In class, we learned that a bottleneck is the longest activity that is the limiting factor in operations management. Managers want to match capacity and design while still maintaining the greatest efficiency possible.
Education is no different as it follows basic business rules. Schools increasingly want students to graduate, get jobs, and eventually donate back as alumni. Universities across the country have a problem with so called “bottleneck courses,” which prevent students from graduating. California State University (CSU) reports about 30 such courses that have a high rate of failure, including math, science, and history. Those courses distract students from their major studies and often cause failing or withdrawing, if not dropping out of college altogether.
CSU wants to address the bottleneck courses by providing science labs online and moving away from traditional in-person classes, especially for students who do not major in science. CSU does not have sufficient capacity to match demand for bottleneck classes due to limited lab space. Virtual labs are a way of offering more lab sections and thus increasing enrollment and moving more students through the system (increasing the rate of graduation).
Low cost of such classes coupled with high demand means more money the school will earn and able to re-invest. However, CSU’s solution to bottleneck science courses raises concerns over the quality of education given. In-person classes are especially important for science labs; a biology department chair at CSU, Jeffrey Bell, says, “my biggest concern, especially with freshman classes is you don’t want students seeing reality as a video game—a key thing in science is we investigate reality.”
Before we can argue about the quality of such courses, let’s ask ourselves: “what is the real value of education?” The content that is learned in science classes is available online. Therefore, the content is not the sole value of education, but rather a college experience: the ability to interact with the professor and peers on one-to-one basis. But just how important is the experience for non-science majors who just want to pass the class to graduate?
CSU’s demand far exceeds school’s effective capacity, mainly due to struggling students repeating the class. School’s solution to increase the capacity through online sections to match enrollment demand is one way of managing the problem. School could also manage demand by increasing capacity—building new science labs and hiring more professors. This long-term solution would ensure that struggling students are offered adequate in-person help, rather than let them pass without a sufficient knowledge of science.
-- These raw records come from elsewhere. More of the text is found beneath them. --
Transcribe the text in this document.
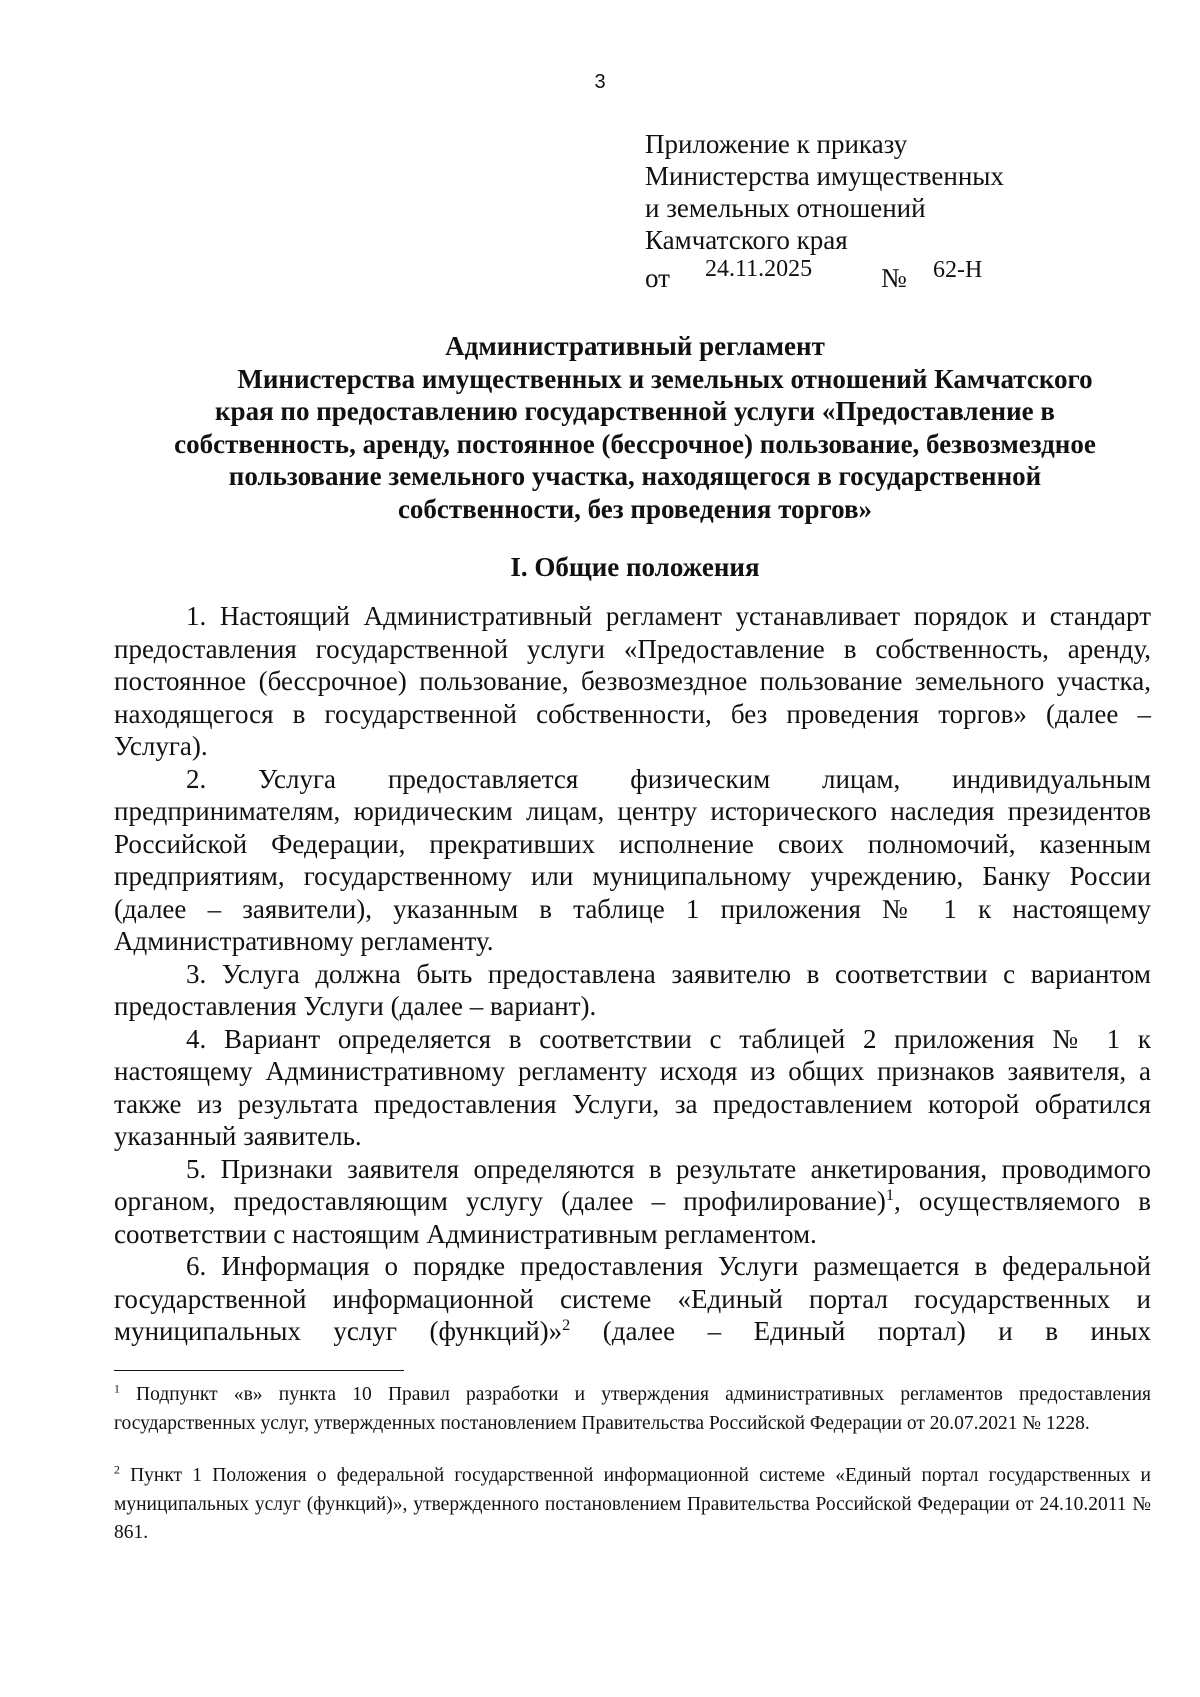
3
Приложение к приказу
Министерства имущественных
и земельных отношений
Камчатского края
от 24.11.2025	№ 62-Н
Административный регламент
Министерства имущественных и земельных отношений Камчатского
края по предоставлению государственной услуги «Предоставление в
собственность, аренду, постоянное (бессрочное) пользование, безвозмездное
пользование земельного участка, находящегося в государственной
собственности, без проведения торгов»
I. Общие положения

1. Настоящий Административный регламент устанавливает порядок и стандарт предоставления государственной услуги «Предоставление в собственность, аренду, постоянное (бессрочное) пользование, безвозмездное пользование земельного участка, находящегося в государственной собственности, без проведения торгов» (далее – Услуга).

2. Услуга предоставляется физическим лицам, индивидуальным предпринимателям, юридическим лицам, центру исторического наследия президентов Российской Федерации, прекративших исполнение своих полномочий, казенным предприятиям, государственному или муниципальному учреждению, Банку России (далее – заявители), указанным в таблице 1 приложения № 1 к настоящему Административному регламенту.

3. Услуга должна быть предоставлена заявителю в соответствии с вариантом предоставления Услуги (далее – вариант).

4. Вариант определяется в соответствии с таблицей 2 приложения № 1 к настоящему Административному регламенту исходя из общих признаков заявителя, а также из результата предоставления Услуги, за предоставлением которой обратился указанный заявитель.

5. Признаки заявителя определяются в результате анкетирования, проводимого органом, предоставляющим услугу (далее – профилирование)$^1$, осуществляемого в соответствии с настоящим Административным регламентом.

6. Информация о порядке предоставления Услуги размещается в федеральной государственной информационной системе «Единый портал государственных и муниципальных услуг (функций)»$^2$ (далее – Единый портал) и в иных

$^1$ Подпункт «в» пункта 10 Правил разработки и утверждения административных регламентов предоставления государственных услуг, утвержденных постановлением Правительства Российской Федерации от 20.07.2021 № 1228.

$^2$ Пункт 1 Положения о федеральной государственной информационной системе «Единый портал государственных и муниципальных услуг (функций)», утвержденного постановлением Правительства Российской Федерации от 24.10.2011 № 861.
CSU’s tactic for managing bottleneck science lab courses is rather new, thus raises concerns about its quality, especially in the time when U.S. students lag behind in science and math compared to other countries. Is removing this bottleneck sacrificing or improving the quality of science lab courses? Will this decision eventually lead to graduates who do not have sufficient knowledge of science or scientific thinking? Can you think of other solution to tackle the bottleneck course problem?